For safety and beauty purposes, you want to conceal your cables properly. Ideally, you want to run them inside walls but that's not the only option.
Wire Ties, Adhesive Pads And Cable Clamps
You can keep wires together by using a wire tie. It helps keep them from tangling and looking like a huge spaghetti mess. However, it doesn't conceal the wiring and can still look disturbing.
WIth your wire ties, you can also use adhesive pads. You can attach these on the wall and secure the cable onto it for a neater appearance.
Another way to bundle up your cables is using cable clamps. To secure the cable clamps, opt for screws rather than tacks because it's more secure. You can also easily unscrew the clamp if you need to rearrange your cables.
Raceways Or Wire Ducts
Raceways are plastic or wooden channels that can conceal and keep wires in bundles.
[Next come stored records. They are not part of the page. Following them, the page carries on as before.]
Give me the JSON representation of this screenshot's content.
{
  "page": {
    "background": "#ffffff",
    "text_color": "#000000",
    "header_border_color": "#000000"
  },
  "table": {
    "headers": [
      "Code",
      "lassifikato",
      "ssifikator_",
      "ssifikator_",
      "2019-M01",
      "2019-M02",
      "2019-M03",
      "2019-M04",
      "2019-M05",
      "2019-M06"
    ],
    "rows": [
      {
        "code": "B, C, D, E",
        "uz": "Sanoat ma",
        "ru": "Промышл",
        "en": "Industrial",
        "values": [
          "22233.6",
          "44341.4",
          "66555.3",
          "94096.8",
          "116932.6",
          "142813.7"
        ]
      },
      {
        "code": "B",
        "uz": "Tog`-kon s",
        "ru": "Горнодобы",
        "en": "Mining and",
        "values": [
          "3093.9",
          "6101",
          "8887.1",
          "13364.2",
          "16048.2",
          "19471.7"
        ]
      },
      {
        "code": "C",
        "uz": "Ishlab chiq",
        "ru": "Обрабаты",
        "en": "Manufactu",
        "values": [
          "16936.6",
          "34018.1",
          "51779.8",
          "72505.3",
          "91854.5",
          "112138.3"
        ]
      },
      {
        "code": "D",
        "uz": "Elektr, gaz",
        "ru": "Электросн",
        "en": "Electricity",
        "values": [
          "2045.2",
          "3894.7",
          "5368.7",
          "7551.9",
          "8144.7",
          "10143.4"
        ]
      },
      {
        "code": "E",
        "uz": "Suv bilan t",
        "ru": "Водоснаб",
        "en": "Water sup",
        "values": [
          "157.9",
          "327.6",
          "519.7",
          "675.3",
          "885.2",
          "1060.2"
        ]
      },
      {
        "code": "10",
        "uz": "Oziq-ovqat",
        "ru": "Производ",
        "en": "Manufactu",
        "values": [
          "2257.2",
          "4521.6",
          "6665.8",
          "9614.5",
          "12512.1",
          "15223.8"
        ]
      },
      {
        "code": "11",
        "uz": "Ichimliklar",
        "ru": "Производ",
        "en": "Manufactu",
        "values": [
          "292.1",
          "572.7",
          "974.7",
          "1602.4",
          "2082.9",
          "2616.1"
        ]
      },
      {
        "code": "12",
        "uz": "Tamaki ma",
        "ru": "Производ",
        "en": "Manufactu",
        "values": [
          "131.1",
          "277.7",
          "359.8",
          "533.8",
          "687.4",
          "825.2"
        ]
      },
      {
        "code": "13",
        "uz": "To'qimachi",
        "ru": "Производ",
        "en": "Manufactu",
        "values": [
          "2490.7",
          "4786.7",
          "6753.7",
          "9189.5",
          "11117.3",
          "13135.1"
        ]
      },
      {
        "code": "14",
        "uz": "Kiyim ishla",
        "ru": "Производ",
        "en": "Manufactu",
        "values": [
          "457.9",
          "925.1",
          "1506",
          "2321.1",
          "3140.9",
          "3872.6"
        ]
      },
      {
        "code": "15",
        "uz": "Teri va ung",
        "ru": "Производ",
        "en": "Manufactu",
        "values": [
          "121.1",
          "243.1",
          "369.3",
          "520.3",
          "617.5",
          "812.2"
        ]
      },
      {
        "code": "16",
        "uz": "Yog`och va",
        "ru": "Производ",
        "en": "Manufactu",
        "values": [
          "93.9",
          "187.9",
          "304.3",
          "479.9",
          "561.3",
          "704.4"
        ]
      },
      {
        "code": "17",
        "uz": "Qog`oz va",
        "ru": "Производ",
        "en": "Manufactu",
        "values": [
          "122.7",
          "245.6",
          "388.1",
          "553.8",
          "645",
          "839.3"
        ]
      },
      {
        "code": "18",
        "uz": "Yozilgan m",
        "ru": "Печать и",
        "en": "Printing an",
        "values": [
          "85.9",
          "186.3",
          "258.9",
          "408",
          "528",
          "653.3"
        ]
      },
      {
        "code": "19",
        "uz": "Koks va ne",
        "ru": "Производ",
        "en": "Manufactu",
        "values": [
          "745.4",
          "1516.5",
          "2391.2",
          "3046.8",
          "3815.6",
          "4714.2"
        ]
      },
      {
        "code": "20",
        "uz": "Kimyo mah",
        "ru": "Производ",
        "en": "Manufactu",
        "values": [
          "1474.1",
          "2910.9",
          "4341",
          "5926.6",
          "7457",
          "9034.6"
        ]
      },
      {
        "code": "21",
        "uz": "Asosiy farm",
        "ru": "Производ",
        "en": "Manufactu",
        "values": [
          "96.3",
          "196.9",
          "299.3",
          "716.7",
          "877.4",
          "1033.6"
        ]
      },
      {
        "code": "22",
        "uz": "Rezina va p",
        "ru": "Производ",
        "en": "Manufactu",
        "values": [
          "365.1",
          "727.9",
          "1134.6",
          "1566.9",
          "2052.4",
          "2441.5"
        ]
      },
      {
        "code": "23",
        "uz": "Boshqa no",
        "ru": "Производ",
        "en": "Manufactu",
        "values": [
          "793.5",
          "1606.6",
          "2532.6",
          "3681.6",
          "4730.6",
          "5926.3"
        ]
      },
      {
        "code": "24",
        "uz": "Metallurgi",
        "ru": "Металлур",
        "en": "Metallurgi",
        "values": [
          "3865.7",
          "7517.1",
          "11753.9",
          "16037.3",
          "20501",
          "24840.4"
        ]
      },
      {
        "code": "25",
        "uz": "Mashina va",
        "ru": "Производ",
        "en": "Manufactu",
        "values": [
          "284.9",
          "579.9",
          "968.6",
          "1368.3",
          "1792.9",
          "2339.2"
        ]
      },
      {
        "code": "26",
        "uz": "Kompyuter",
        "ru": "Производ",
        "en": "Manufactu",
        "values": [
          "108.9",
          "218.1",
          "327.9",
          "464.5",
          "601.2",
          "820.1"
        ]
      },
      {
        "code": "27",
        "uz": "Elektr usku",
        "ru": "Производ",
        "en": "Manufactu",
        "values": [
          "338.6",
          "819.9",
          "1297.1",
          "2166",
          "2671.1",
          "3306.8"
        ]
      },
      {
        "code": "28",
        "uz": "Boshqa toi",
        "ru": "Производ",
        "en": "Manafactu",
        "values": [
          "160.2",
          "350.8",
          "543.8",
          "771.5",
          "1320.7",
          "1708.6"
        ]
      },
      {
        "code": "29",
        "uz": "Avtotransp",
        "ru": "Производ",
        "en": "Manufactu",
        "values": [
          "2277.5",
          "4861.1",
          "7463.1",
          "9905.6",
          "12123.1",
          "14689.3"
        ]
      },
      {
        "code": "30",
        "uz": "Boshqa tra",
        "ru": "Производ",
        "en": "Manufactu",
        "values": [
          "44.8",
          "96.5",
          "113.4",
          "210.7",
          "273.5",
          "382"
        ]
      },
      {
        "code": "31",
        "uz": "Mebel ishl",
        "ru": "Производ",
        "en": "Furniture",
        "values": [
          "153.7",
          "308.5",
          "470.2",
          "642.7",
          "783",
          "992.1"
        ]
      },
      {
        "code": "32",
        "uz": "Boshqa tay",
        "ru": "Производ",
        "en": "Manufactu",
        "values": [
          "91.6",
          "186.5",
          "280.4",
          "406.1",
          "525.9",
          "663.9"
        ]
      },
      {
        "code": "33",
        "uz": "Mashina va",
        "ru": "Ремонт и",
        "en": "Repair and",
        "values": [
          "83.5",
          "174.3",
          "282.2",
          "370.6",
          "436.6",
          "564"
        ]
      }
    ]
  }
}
They are easy to attach on walls or baseboards and you can even paint them so it blends into the room. It functions as protection for the cables and to conceal them.
While most components come with manuals, setting up speakers or a home theater system can still be overwhelming.
A common problem is that there might be many cables and connections that you have to use. The more cables, the more risk for mistakes or faulty connections.
To get the possible sound from your speakers or sound system, you need to connect them properly. First test the wiring for polarity so you will know where to put them. Then connect them securely to the source. Finally, test it out and listen if the sound is right.
If you are still having trouble with your speakers, you may want to contact the retailer or technical support.